Cosa ti ha colpito della struttura?
Non saprei, appena entrato mi sono detto…Mi piace, ma non sapevo bene cosa potesse diventare nel futuro. In un primo momento, mi occupai degli appartamenti della Maison Capestrano, poi capii che la cura davvero maniacale con la quale stavo ristrutturando meritava di essere valorizzata. Mi venne così l’idea del ristorante, inconsapevole che sarei finito tra i fornelli: all’inizio, infatti, affidai la cucina ad un mio amico cuoco abruzzese, poi invece il desiderio di armeggiare con fuochi e coltelli mi ha portato ad essere cuoco.

Come sei riuscito a immedesimarti così bene nel ruolo di cuoco?
Iniziai affiancandomi a chi lo è di mestiere, rivestendo la classica posizione di “aiuto cuoco”; successivamente, mi avvicinai alla griglia che è parte importante del locale (per la cottura delle carni e per i noti arrosticini), mi scontrai con le difficoltà di reperire personale e di formarlo di volta in volta…e così eccomi qua. Ho appreso le tecniche di taglio e lavorazione della carne accanto a mio padre, uomo di mestiere che da bambino mi ha insegnato a disossare e a insaccare.

Quando e perché hai iniziato a selezionare i prodotti tipici di qualità?
È stato un po’ un normale e naturale completamento del mio percorso, in quanto rispondente al mio desiderio di reperire il migliore (e il più sano) ingrediente per realizzare un piatto e valorizzare la mia terra.

Cosa vuoi comunicare con i tuoi piatti?
L’Abruzzo, le sue consuetudini rilette attraverso la cucina quotidiana.

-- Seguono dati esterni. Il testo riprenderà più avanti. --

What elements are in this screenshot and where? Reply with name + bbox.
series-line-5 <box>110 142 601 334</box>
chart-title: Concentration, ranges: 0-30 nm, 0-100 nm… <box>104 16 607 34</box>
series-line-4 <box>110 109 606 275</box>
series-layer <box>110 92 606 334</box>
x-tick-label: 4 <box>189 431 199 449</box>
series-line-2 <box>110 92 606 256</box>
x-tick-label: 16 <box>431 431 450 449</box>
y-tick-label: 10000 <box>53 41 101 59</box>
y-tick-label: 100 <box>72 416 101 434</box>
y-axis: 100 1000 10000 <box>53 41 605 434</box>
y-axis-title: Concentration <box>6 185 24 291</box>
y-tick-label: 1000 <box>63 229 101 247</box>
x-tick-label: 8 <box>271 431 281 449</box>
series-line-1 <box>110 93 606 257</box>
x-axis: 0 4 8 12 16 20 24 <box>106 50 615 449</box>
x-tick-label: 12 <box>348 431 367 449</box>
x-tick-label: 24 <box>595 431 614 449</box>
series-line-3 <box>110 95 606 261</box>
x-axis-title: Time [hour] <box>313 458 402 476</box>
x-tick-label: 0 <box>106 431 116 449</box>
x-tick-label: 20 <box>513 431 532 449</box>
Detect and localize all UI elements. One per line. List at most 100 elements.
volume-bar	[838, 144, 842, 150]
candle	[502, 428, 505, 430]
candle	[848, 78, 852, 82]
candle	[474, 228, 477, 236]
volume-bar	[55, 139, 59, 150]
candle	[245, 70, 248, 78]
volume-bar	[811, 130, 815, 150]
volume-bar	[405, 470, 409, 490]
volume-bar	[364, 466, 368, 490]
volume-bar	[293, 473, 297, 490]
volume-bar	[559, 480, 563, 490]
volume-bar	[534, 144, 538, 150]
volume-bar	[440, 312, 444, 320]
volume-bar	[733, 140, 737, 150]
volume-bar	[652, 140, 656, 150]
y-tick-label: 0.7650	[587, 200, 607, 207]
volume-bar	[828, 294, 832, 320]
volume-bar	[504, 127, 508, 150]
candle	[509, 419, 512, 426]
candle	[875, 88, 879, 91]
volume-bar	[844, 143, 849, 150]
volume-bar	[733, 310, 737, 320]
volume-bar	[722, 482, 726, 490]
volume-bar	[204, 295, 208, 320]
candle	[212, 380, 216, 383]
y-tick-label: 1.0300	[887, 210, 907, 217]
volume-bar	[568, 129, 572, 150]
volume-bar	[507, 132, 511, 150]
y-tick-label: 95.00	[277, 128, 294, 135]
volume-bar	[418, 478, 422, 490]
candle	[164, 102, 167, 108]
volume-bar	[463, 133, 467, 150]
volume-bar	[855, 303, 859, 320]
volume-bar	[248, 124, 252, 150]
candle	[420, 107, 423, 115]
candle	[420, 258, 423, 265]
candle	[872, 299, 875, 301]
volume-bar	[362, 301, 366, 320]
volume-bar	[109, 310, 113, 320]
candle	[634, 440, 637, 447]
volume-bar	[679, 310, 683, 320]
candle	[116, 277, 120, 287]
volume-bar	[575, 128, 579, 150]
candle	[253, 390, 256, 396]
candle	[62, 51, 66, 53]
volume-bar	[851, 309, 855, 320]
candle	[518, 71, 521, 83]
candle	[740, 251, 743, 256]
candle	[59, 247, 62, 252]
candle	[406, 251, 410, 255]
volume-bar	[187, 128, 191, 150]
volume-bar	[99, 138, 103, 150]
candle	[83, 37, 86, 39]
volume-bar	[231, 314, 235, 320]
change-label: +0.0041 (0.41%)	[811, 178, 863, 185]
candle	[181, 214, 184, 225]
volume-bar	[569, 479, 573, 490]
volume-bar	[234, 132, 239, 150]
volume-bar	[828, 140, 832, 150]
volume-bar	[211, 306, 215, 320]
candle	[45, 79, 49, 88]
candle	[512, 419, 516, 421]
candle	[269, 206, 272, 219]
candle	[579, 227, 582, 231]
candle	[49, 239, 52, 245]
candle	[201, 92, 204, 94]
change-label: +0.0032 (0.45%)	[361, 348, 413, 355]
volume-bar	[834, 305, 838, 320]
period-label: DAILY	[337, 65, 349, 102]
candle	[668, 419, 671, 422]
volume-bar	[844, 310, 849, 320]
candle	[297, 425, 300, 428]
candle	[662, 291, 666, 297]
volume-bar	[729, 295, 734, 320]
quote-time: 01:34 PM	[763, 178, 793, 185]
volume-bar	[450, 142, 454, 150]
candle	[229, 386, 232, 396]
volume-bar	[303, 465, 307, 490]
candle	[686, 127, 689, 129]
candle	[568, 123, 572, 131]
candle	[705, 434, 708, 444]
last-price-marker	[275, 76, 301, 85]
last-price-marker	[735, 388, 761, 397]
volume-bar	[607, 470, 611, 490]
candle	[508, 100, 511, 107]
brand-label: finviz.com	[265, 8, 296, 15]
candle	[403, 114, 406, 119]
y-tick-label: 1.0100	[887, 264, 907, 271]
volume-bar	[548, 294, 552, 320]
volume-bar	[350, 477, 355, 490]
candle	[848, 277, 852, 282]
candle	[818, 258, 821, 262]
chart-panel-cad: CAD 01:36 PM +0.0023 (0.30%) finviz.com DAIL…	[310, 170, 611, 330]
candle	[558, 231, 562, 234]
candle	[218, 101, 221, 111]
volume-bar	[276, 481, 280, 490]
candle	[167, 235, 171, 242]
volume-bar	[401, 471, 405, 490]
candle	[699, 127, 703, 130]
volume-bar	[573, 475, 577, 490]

Qual è per te l’ingrediente fondamentale in cucina?
L’amore e la passione.

Hai un piatto evocativo della tua infanzia?
Gli gnocchi di Avezzano e le fettuccine conditi con un buon ragù.
Come sei riuscito a scardinare l’iniziale diffidenza del pubblico per una cucina tipica spesso avvertita come pesante e saporita?
Narrando e facendo provare i piatti.

Come definiresti la cucina?
Amore, immedesimazione in una ricetta e nella sua storia, interrogandosi sull’elemento mancante, sui ritmi da rispettare per inserire i vari ingredienti.

Prossimi obiettivi?
Abbiamo aperto da non molto La Bottega de Il Capestrano in Via Sabotino, con una piccola rivendita di prodotti tipici, una cucina a vista più rapida, con una proposta di tradizione che ruota quotidianamente, più semplice del ristorante. La finalità è divulgare la cultura abruzzese a prezzi accessibili. Sempre in questa ottica, mi farebbe piacere organizzare eventi e/o degustazioni tematici nel breve futuro.

 

Desinare al Capestrano è come percorre un viaggio sinestetico nell’Abruzzo inedito, lungo i tratturi che si insinuano nell’entroterra per accompagnare l’avventore alla scoperta di luoghi magici, delle antiche origini e radici di un popolo dalle infinite risorse. Lo stesso popolo che, anche dopo innegabili tragedie, è sempre pronto a lottare come un guerriero, come il famoso “uomo di Capestrano”…E la famiglia Babbo, a suo modo, è la felice riprova dell’indole sana, combattiva e generosa di queste genti.

Manuela Mancino
per Newsfood.com
*Capestrano

Capestrano è un comune italiano di 888 abitanti della provincia dell’Aquila in Abruzzo. Centro agricolo a 43 km a ESE del capoluogo, a 465 m nell’alta Valle del Tirino, situato al margine sud-occidentale di un vasto piano di origine carsica compreso tra l’altopiano di Navelli e le estreme propaggini sud-orientali del gruppo del Gran Sasso d’Italia: fa anche parte della Comunità montana Campo Imperatore-Piana di Navelli. Parte del territorio del comune rientra nel territorio del Parco nazionale del Gran Sasso e Monti della Laga costituendone di fatto una delle porte di accesso nella sua parte meridionale.